Pear and Apple Cardamom Ginger Muffins
There's not an easier breakfast than grabbing a muffin on your way out of the door. Make these on a Sunday night and you have breakfast taken care of all week! Plus muffins are the perfect way to use up the leftover fruit in your fruit bowl.
- dry ingredients:
- 1 1/2 cups whole wheat pastry flour
- 1/2 cup quinoa flour
- 1 teaspoon baking powder
- 1 teaspoon ground cardamom
- 1 teaspoon ground ginger
- 1/2 teaspoon baking soda
- 1/4 teaspoon salt
- wet ingredients:
- 2 tablespoon ground flax mixed with 4 tablespoons warm water
- 1 cup unsweetened nondairy milk
- 1/4 cup agave nectar
- 1 teaspoon vanilla
- 1/8 teaspoon stevia
- 1 cup diced peeled apple (about 1 medium)

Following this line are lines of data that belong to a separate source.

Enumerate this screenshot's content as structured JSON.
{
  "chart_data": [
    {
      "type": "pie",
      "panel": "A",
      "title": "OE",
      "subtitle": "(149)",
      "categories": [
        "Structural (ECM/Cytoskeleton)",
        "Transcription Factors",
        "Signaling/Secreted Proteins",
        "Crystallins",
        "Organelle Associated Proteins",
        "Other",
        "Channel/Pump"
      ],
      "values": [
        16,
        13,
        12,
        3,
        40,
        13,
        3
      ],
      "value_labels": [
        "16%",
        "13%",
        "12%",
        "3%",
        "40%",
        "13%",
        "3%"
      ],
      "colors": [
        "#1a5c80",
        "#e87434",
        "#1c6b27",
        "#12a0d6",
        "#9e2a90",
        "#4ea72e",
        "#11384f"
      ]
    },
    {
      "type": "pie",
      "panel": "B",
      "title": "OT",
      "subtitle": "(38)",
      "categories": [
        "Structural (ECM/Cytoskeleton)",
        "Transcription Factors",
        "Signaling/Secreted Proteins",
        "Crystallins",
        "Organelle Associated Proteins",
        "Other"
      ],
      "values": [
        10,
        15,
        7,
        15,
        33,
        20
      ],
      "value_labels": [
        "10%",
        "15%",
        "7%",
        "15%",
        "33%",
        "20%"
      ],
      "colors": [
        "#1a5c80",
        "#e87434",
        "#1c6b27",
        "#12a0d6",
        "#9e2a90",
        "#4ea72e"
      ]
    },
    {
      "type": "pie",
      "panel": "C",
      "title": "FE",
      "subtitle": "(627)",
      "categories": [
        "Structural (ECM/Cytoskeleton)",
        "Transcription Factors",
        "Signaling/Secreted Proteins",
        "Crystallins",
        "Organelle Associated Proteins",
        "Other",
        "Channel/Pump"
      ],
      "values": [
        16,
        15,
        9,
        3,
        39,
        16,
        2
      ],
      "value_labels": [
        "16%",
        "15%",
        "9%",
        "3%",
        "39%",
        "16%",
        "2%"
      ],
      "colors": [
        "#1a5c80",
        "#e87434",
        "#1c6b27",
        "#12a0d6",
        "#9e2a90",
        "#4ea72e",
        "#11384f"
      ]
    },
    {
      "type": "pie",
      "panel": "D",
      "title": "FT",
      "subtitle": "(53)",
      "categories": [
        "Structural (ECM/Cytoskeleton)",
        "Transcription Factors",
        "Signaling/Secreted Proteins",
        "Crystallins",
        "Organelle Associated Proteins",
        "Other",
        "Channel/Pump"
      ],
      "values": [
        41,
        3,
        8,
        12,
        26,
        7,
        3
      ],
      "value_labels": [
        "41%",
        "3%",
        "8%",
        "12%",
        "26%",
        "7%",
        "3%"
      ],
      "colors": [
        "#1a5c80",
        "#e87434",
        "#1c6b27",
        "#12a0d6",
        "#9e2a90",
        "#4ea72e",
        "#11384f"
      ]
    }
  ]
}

- 3/4 cup diced peeled pear (about 1 medium)
Preparation time 20mins
Cooking time 40mins
Adapted from healthyslowcooking.com
Preheat the oven to 350 degrees and prepare a muffin tin by either spraying with oil or use muffin liners.
Mix the dry ingredients in a large mixing bowl and set aside.
Mix the wet ingredients in a smaller bowl and then pour the wet ingredients in the dry. Mix thoroughly and divide the batter to fill the 12 muffins.
Bake for 18 to 22 minutes or until a toothpick comes out clean. You can freeze these and heat them up right before serving if you don't think you'll eat them all.